The primary port used by NFS (Network File System) is 2049 for both TCP and UDP protocols.
Understanding NFS Ports
Network File System (NFS) is a distributed file system protocol that allows a user on a client computer to access files over a computer network much like local storage is accessed. For NFS to function correctly, specific ports need to be open on the server side, where the NFS daemon runs.
According to the provided SUSE support information, the NFS Daemon, which operates exclusively on NFS servers, uses a static port. This static port is crucial for reliable communication between NFS clients and the server.
- Port Number: 2049
- Protocols: TCP and UDP
This means that network traffic related to core NFS operations primarily flows through port 2049, utilizing either the Transmission Control Protocol (TCP) or the User Datagram Protocol (UDP).

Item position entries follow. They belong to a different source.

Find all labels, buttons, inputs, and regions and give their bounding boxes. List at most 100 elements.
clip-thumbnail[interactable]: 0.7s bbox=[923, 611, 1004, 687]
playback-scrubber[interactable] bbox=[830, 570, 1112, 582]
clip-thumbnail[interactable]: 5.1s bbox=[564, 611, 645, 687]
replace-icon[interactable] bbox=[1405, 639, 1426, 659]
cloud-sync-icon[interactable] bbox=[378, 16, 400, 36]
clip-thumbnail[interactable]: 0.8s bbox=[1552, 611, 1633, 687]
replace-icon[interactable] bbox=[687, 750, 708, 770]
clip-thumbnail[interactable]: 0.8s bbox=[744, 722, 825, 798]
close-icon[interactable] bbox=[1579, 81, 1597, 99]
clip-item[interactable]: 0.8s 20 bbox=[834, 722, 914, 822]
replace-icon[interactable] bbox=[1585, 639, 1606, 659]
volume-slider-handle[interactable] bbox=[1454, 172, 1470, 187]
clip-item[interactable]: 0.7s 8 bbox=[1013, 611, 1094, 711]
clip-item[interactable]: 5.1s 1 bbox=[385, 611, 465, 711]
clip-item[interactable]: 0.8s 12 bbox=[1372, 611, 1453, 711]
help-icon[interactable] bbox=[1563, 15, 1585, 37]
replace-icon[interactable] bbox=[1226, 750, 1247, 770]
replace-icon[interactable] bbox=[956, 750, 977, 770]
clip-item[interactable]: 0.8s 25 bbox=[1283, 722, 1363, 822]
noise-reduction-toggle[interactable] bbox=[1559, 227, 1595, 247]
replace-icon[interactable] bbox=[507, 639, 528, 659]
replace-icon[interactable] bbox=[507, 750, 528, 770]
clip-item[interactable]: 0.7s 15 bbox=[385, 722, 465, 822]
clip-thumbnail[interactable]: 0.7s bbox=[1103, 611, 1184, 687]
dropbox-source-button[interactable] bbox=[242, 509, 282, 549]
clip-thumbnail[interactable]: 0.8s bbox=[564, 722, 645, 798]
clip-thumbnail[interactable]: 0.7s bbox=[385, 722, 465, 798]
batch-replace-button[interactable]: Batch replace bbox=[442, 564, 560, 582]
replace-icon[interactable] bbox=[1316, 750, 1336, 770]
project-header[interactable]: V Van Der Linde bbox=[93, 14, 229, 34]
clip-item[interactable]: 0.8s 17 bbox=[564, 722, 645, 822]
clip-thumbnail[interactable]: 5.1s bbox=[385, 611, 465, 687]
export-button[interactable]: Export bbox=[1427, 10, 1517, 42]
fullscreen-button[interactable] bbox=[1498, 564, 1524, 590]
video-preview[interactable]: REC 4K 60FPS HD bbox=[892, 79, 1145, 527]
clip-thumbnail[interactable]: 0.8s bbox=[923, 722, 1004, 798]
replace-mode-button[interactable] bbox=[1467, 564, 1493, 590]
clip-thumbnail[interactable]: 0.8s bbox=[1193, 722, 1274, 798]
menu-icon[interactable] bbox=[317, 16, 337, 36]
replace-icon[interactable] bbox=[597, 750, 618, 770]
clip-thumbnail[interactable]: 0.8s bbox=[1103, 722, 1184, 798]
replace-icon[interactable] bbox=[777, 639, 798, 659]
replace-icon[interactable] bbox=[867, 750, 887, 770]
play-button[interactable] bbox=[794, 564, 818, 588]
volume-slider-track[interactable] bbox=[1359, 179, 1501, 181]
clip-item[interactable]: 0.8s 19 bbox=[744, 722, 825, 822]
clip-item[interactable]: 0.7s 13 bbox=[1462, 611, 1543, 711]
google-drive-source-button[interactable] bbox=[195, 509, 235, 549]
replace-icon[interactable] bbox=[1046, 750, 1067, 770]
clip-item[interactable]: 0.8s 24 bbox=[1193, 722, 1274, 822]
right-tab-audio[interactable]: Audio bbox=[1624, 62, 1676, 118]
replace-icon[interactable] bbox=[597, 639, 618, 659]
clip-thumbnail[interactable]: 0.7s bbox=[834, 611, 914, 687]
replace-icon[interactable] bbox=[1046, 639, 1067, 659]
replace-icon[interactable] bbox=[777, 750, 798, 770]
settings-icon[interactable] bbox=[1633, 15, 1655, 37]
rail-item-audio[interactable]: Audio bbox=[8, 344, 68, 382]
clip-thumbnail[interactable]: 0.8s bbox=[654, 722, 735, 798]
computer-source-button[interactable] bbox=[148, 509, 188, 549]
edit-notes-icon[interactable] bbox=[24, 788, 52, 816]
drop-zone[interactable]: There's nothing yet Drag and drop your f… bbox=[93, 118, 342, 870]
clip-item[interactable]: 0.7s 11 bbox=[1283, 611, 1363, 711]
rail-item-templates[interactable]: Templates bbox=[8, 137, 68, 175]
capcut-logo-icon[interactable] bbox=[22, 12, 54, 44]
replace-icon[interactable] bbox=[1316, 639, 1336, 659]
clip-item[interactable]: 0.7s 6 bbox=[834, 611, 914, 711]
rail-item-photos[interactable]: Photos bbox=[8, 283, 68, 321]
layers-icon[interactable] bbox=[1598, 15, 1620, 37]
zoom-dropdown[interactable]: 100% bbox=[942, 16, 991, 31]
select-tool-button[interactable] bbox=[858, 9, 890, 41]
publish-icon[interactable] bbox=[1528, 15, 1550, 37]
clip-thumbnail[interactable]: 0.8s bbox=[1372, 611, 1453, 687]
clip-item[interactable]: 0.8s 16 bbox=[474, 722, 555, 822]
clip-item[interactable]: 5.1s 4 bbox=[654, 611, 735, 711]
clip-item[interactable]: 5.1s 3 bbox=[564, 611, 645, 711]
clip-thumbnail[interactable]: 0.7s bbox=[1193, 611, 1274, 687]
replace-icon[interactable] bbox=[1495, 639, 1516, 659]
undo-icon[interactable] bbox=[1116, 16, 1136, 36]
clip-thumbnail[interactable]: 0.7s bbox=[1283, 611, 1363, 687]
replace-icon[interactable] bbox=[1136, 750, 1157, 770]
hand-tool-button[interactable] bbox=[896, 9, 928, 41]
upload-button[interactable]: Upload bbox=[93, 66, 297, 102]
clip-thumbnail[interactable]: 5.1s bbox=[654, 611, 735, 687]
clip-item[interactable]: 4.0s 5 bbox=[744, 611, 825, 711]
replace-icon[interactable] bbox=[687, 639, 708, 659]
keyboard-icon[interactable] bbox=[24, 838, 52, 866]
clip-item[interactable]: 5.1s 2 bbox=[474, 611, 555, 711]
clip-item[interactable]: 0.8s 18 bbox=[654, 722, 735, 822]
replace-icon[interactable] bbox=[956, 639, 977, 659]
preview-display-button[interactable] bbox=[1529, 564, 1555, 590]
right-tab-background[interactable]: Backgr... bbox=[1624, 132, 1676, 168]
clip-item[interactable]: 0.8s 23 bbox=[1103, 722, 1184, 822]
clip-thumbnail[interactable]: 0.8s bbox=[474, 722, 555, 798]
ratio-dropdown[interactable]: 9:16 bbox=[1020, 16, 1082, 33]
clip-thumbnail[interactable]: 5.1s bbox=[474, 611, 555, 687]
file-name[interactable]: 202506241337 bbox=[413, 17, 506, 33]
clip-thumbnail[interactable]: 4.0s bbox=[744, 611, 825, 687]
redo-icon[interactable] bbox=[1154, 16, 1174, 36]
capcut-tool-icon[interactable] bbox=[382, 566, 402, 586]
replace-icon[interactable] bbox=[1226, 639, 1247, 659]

Why Static Ports are Important for NFS
Historically, some NFS components used dynamic ports assigned by a port mapper service (like rpcbind or portmap). This made firewall configuration challenging. Using static ports simplifies network management and security setup. The SUSE reference explicitly states that the NFS Daemon runs on a static port, 2049, for both protocols, highlighting this simplification for modern NFS configurations.
Firewall Configuration
Proper firewall configuration is essential for allowing NFS traffic while maintaining network security. Based on the reference, firewalls on the NFS server should be configured to permit incoming connections specifically to port 2049.
- Allow incoming traffic on TCP port 2049.
- Allow incoming traffic on UDP port 2049.
This ensures that NFS clients can establish connections and communicate with the NFS daemon running on the server. While port 2049 is the main port for the NFS protocol itself, other services like rpcbind (port 111 TCP/UDP) are often also required for the initial connection setup and for other related RPC services like mountd or statd, which might use different ports (potentially dynamic unless configured statically). However, the core NFS daemon specifically uses 2049.
Summary Table
| Service | Port | Protocol | Notes |
|---|---|---|---|
| NFS Daemon (Core) | 2049 | TCP, UDP | Primary NFS traffic; needs firewall rule |
| RPC Portmapper | 111 | TCP, UDP | Used for initial handshake; often required |
| Other RPC Services | Varies | Varies | mountd, statd; may need static mapping |
Note: While port 2049 is central, a full NFS setup often requires access to port 111 as well, and potentially other ports depending on the configuration and services used.
Configuring firewalls correctly using the specified ports is a key step in deploying NFS servers securely and effectively.